Schon während der Vor­trags­rei­he ent­wi­ckel­te sich das Be­dürf­nis nach einer ab­schlies­sen­den Ver­an­stal­tung mit weiteren Dis­kus­si­ons­mög­lich­kei­ten und, wenn immer möglich, unter Teil­nah­me aller Re­fe­ren­ten. Den Inhalt müssten nach Heini Jung vier The­men­krei­se be­stim­men:

  1. Stellenwert des Sex
  2. Stellenwert in der heutigen Gesellschaft
  3. Scheinliberalisierung
  4. Massnahmen gegen die Scheinliberalisierung

Am Freitag, 6. April 1973 um 20 Uhr fand im Kon­gress­haus Zürich, grosser Saal, die "Po­di­ums­dis­kus­si­on zum Thema Se­xua­li­tät und Ge­sell­schaft" mit fünf der sechs Re­fe­ren­ten der Vor­trags­rei­he sowie Ver­tre­tern der HAZ und der FBB (Zürcher Frau­en­be­frei­ungs­be­we­gung) statt. Dis­kus­si­ons­lei­ter war Martin Jäggi.

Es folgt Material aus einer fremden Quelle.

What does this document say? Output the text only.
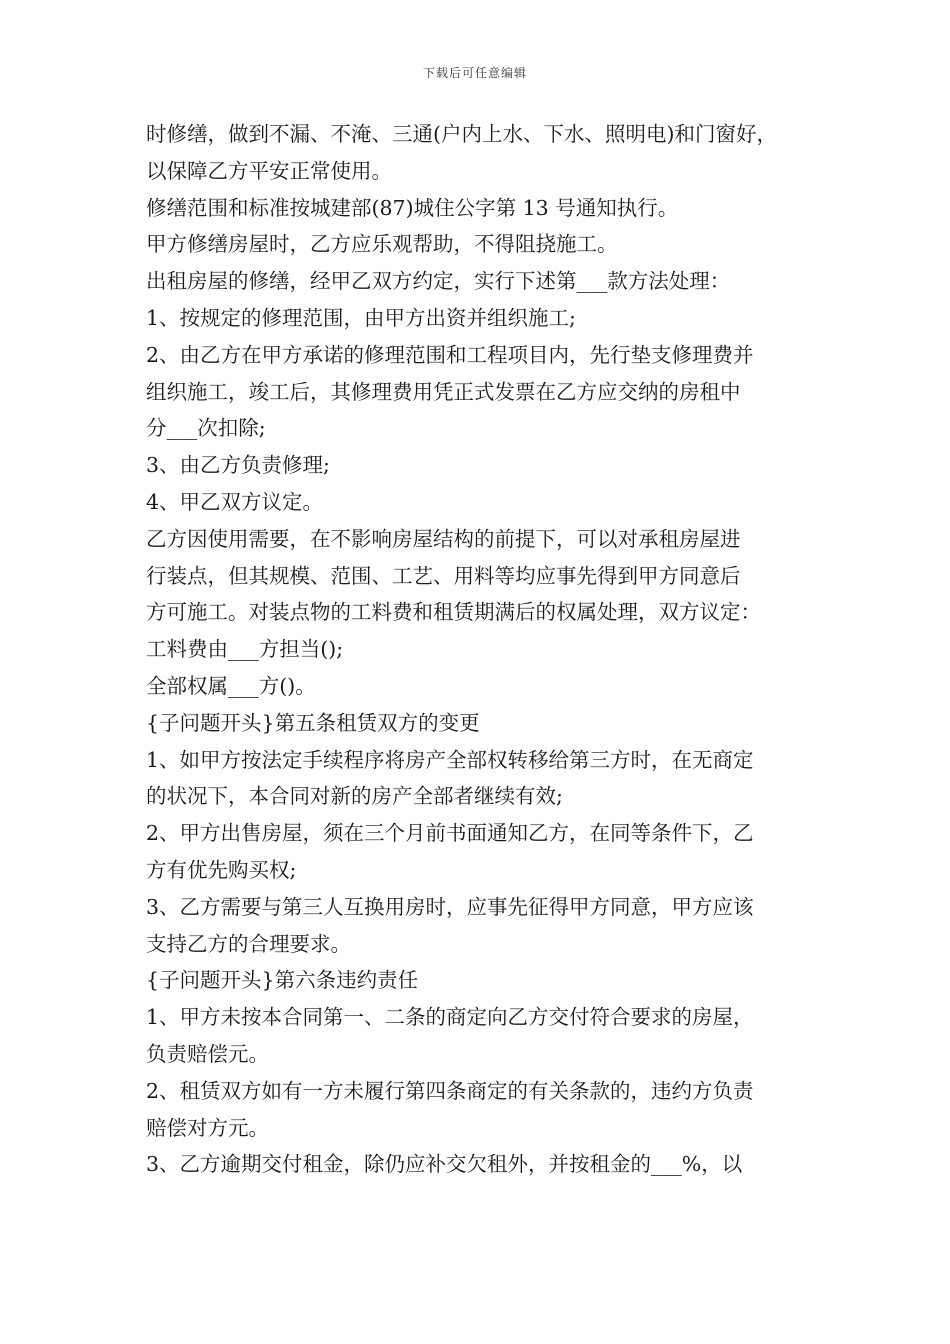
下载后可任意编辑
时修缮，做到不漏、不淹、三通(户内上水、下水、照明电)和门窗好，
以保障乙方平安正常使用。
修缮范围和标准按城建部(87)城住公字第 13 号通知执行。
甲方修缮房屋时，乙方应乐观帮助，不得阻挠施工。
出租房屋的修缮，经甲乙双方约定，实行下述第___款方法处理：
1、按规定的修理范围，由甲方出资并组织施工;
2、由乙方在甲方承诺的修理范围和工程项目内，先行垫支修理费并
组织施工，竣工后，其修理费用凭正式发票在乙方应交纳的房租中
分___次扣除;
3、由乙方负责修理;
4、甲乙双方议定。
乙方因使用需要，在不影响房屋结构的前提下，可以对承租房屋进
行装点，但其规模、范围、工艺、用料等均应事先得到甲方同意后
方可施工。对装点物的工料费和租赁期满后的权属处理，双方议定：
工料费由___方担当();
全部权属___方()。
{子问题开头}第五条租赁双方的变更
1、如甲方按法定手续程序将房产全部权转移给第三方时，在无商定
的状况下，本合同对新的房产全部者继续有效;
2、甲方出售房屋，须在三个月前书面通知乙方，在同等条件下，乙
方有优先购买权;
3、乙方需要与第三人互换用房时，应事先征得甲方同意，甲方应该
支持乙方的合理要求。
{子问题开头}第六条违约责任
1、甲方未按本合同第一、二条的商定向乙方交付符合要求的房屋，
负责赔偿元。
2、租赁双方如有一方未履行第四条商定的有关条款的，违约方负责
赔偿对方元。
3、乙方逾期交付租金，除仍应补交欠租外，并按租金的___%，以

Im Tages-Anzeiger erschien ein Bericht über diese Ver­an­stal­tung. Er trug den Titel "Die Frauen stellten konkrete For­de­run­gen":1

"In einem ersten Teil [...] be­han­del­ten die Teil­neh­mer die Frage, ob und in­wie­fern die mensch­li­che Se­xua­li­tät heute noch un­ter­drückt sei. Dabei wurde fest­ge­hal­ten, das Sexuelle werde schon in der frühen Kindheit verbildet. Die ge­sell­schaft­li­che Funktion dieser ersten Un­ter­drü­ckung sei die An­pas­sung an die be­ste­hen­den ge­sell­schaft­li­chen Ver­hält­nis­se, an die Ab­hän­gig­keit, den Leis­tungs­druck usw. Kon­se­quen­ter­wei­se leide auch die Se­xua­li­tät der Er­wach­se­nen unter man­nig­fa­chen Zwängen. [...]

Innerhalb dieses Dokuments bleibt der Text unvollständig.